I need to solve for x?

First I multiply the denomintors;

3(x - 2) = 7(2x)

next I think I need to factor out the x's?

x(x - 2) from here I am lost?

I am sure I require to get (x......)(x......) but unsure at this point?

Re: I think the idea is to factor out the x's

Do you mean:

$\displaystyle \frac{x-2}{3}=\frac{2x}{7}$?

Multiply both sides with 21 which is the LCM of 3 and 7.

Note:

An equation looks like ...=..., so just $\displaystyle \frac{2x}{7}$ is not an equation.

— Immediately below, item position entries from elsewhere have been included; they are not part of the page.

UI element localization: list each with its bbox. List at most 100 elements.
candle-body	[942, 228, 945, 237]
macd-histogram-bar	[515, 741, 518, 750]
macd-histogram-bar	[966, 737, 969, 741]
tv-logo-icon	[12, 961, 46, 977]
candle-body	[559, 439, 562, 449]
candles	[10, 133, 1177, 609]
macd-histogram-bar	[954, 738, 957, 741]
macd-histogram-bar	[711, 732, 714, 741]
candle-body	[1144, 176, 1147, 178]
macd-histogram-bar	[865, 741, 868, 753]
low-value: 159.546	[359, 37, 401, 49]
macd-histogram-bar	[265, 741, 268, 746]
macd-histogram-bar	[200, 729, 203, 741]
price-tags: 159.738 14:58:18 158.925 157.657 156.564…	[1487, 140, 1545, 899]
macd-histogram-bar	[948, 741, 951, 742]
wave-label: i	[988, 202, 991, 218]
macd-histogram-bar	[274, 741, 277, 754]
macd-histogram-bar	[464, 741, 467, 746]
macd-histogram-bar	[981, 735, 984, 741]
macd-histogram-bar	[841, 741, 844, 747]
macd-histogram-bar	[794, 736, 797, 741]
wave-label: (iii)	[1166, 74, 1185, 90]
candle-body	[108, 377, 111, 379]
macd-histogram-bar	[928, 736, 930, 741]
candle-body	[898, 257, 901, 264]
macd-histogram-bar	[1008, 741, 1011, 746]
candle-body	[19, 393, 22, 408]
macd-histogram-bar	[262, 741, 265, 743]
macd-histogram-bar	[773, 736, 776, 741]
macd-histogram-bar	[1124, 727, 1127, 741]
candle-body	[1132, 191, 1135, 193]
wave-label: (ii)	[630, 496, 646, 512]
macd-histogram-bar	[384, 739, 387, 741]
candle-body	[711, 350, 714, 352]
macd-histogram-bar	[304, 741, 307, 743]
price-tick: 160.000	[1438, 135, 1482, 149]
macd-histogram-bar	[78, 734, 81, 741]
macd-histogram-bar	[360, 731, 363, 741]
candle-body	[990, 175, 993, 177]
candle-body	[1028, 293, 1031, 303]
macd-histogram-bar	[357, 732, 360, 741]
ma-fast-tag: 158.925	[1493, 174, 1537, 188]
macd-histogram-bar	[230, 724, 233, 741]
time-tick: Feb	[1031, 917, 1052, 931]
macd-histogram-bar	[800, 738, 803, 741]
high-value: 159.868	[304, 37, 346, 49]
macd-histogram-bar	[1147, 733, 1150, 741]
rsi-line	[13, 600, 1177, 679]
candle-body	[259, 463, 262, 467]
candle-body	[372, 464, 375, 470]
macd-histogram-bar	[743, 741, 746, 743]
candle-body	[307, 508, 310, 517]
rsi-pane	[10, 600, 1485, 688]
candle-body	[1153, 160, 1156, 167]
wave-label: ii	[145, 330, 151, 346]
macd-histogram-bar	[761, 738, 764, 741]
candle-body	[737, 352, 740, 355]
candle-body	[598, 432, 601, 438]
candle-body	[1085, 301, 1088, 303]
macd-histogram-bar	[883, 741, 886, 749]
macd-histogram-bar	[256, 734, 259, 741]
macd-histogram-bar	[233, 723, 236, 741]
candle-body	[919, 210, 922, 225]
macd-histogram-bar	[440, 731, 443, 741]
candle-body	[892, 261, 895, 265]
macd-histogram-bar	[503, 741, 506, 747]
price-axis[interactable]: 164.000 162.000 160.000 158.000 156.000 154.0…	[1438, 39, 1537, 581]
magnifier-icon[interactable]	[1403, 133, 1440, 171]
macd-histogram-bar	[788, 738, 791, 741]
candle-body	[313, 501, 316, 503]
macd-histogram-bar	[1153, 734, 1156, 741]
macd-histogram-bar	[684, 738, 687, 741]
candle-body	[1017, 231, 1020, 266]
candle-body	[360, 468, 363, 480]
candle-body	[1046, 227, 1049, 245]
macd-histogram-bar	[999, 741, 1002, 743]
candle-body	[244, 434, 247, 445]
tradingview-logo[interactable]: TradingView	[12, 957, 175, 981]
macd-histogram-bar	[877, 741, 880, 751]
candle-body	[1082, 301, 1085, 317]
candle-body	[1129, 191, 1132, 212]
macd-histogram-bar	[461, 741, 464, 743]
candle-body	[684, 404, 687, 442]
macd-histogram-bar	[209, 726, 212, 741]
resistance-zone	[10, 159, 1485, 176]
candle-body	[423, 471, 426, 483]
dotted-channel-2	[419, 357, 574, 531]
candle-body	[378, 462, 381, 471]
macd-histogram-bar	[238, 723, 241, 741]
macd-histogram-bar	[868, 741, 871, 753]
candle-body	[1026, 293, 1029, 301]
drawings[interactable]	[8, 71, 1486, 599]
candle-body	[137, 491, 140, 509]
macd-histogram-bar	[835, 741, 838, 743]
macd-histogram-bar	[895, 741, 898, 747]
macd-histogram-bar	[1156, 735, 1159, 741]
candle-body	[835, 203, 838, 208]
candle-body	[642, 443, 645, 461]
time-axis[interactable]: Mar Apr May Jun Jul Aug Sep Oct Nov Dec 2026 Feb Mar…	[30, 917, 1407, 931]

Re: I think the idea is to factor out the x's

Quote:

Originally Posted by

**Siron** Do you mean:

$\displaystyle \frac{x-2}{3}=\frac{2x}{7}$?

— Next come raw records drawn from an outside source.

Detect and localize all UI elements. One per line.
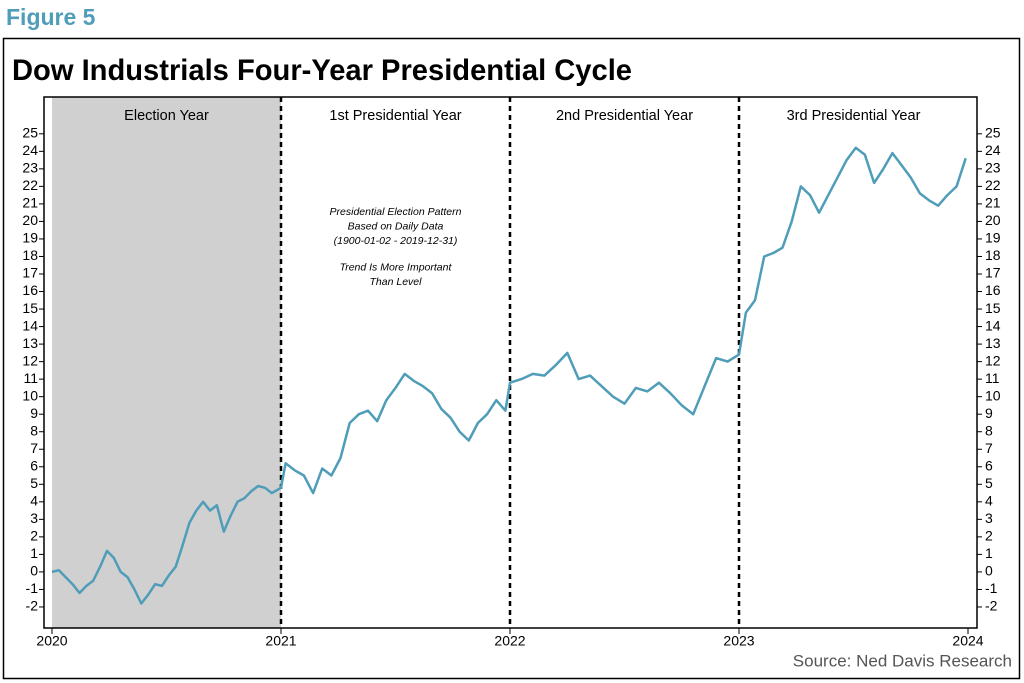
y-tick-label: 21 [22,195,38,211]
annotation: Than Level [370,276,423,288]
source: Source: Ned Davis Research [793,651,1012,670]
y-tick-label: 16 [22,282,38,298]
y2-tick-label: 19 [985,230,1001,246]
y2-tick-label: 24 [985,142,1001,158]
frame [2,37,1021,680]
y2-tick-label: 7 [985,440,993,456]
y2-tick-label: 3 [985,510,993,526]
y2-tick-label: 10 [985,387,1001,403]
x-tick-label: 2023 [723,633,754,649]
y-tick-label: 20 [22,212,38,228]
x-tick-label: 2024 [952,633,983,649]
y-tick-label: -2 [26,598,39,614]
section-label: 2nd Presidential Year [556,108,693,124]
annotation: Based on Daily Data [348,220,444,232]
y2-tick-label: -2 [985,598,998,614]
y2-tick-label: 16 [985,282,1001,298]
y2-tick-label: 18 [985,247,1001,263]
y2-tick-label: 6 [985,457,993,473]
y-tick-label: 14 [22,317,38,333]
y2-tick-label: 8 [985,422,993,438]
y-tick-label: 23 [22,160,38,176]
y2-tick-label: 13 [985,335,1001,351]
y2-tick-label: 23 [985,160,1001,176]
x-tick-label: 2020 [36,633,67,649]
y2-tick-label: 17 [985,265,1001,281]
y2-tick-label: 15 [985,300,1001,316]
y-tick-label: 13 [22,335,38,351]
data-line [51,146,967,605]
y2-tick-label: 25 [985,125,1001,141]
y-tick-label: 25 [22,125,38,141]
y-tick-label: 17 [22,265,38,281]
y-tick-label: 6 [30,457,38,473]
y-tick-label: 5 [30,475,38,491]
y2-tick-label: 22 [985,177,1001,193]
y-tick-label: 3 [30,510,38,526]
y-tick-label: 15 [22,300,38,316]
section-label: 1st Presidential Year [329,108,461,124]
y2-tick-label: 1 [985,545,993,561]
y2-tick-label: 5 [985,475,993,491]
y-tick-label: 18 [22,247,38,263]
y-tick-label: 10 [22,387,38,403]
y-tick-label: 24 [22,142,38,158]
x-tick-label: 2022 [494,633,525,649]
shaded-region [52,97,281,628]
y2-tick-label: 14 [985,317,1001,333]
y2-tick-label: 4 [985,493,993,509]
y-tick-label: 22 [22,177,38,193]
y-tick-label: 0 [30,563,38,579]
y-tick-label: 7 [30,440,38,456]
section-label: Election Year [124,108,209,124]
y2-tick-label: -1 [985,580,998,596]
y-tick-label: -1 [26,580,39,596]
y-tick-label: 9 [30,405,38,421]
y2-tick-label: 12 [985,352,1001,368]
y2-tick-label: 9 [985,405,993,421]
x-tick-label: 2021 [265,633,296,649]
y2-tick-label: 0 [985,563,993,579]
y-tick-label: 4 [30,493,38,509]
figure-label: Figure 5 [6,4,96,30]
y-tick-label: 2 [30,528,38,544]
y-tick-label: 1 [30,545,38,561]
y-tick-label: 11 [23,370,38,386]
y-tick-label: 12 [22,352,38,368]
y2-tick-label: 2 [985,528,993,544]
chart-title: Dow Industrials Four-Year Presidential C… [12,54,632,87]
y-tick-label: 19 [22,230,38,246]
y2-tick-label: 20 [985,212,1001,228]
y2-tick-label: 11 [985,370,1000,386]
annotation: (1900-01-02 - 2019-12-31) [334,235,458,247]
annotation: Presidential Election Pattern [330,206,462,218]
section-label: 3rd Presidential Year [787,108,921,124]
y2-tick-label: 21 [985,195,1001,211]
y-tick-label: 8 [30,422,38,438]
annotation: Trend Is More Important [340,261,453,273]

Multiply both sides with 21 which is the LCM of 3 and 7.

Note:

An equation looks like ...=..., so just $\displaystyle \frac{2x}{7}$ is not an equation.

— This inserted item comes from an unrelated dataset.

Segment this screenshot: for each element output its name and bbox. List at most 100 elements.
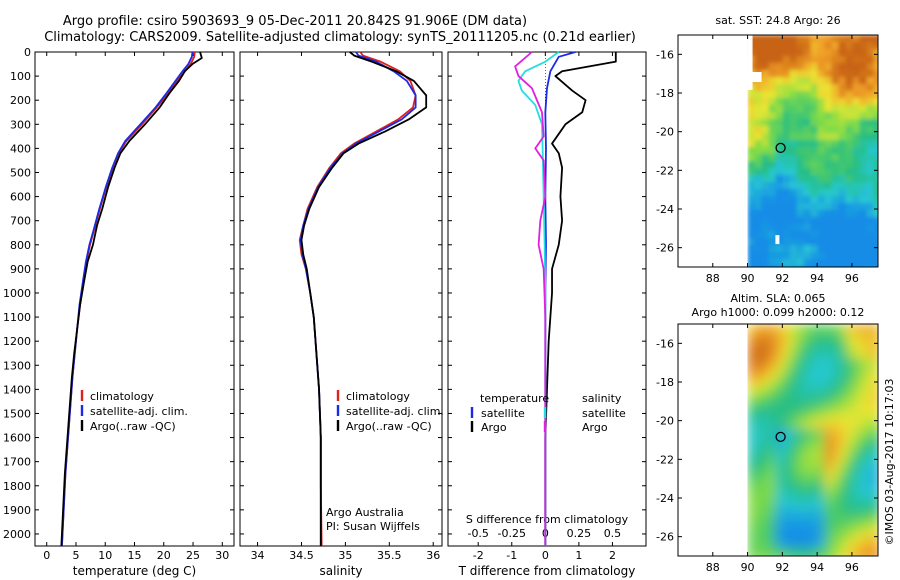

I must be doing something wrong because when I check the solutions they don't match?

__x - 2__ = __2x__

3 7

27(x - 2) = 27(2x)

27x - 54 = 54x

27x - 54x = 54

__-27x__ = __54__

-27 -27

x = - 2

__-2 -2__ = - 1.33

3

__2 (-2)__ = - 4

7 7

x = - 0.57???

Something is up I know I can find problems, but I also know I can't find correct solutions?

Re: I think the idea is to factor out the x's

If you mutliply both sides with 21 then you get:

$\displaystyle \frac{21}{3}(x-2)=\frac{21}{7}(2x)$

$\displaystyle \Leftrightarrow 7(x-2)=3(2x)$

$\displaystyle \Leftrightarrow 7x-14=6x$

$\displaystyle \Leftrightarrow 14=x$

Re: I think the idea is to factor out the x's

Quote:

Originally Posted by

**Siron** If you mutliply both sides with 21 then you get:

$\displaystyle \frac{21}{3}(x-2)=\frac{21}{7}(2x)$

$\displaystyle \Leftrightarrow 7(x-2)=3(2x)$

$\displaystyle \Leftrightarrow 7x-14=6x$

$\displaystyle \Leftrightarrow 14=x$

Thanks Siron,

I would never had thought about inverting the denominators and numerators to do that?

Re: I think the idea is to factor out the x's

You're welcome!

If you have a polynomial equation with fractions in it then it's useful to multiply each side with the LCM of the denominators of the fractions.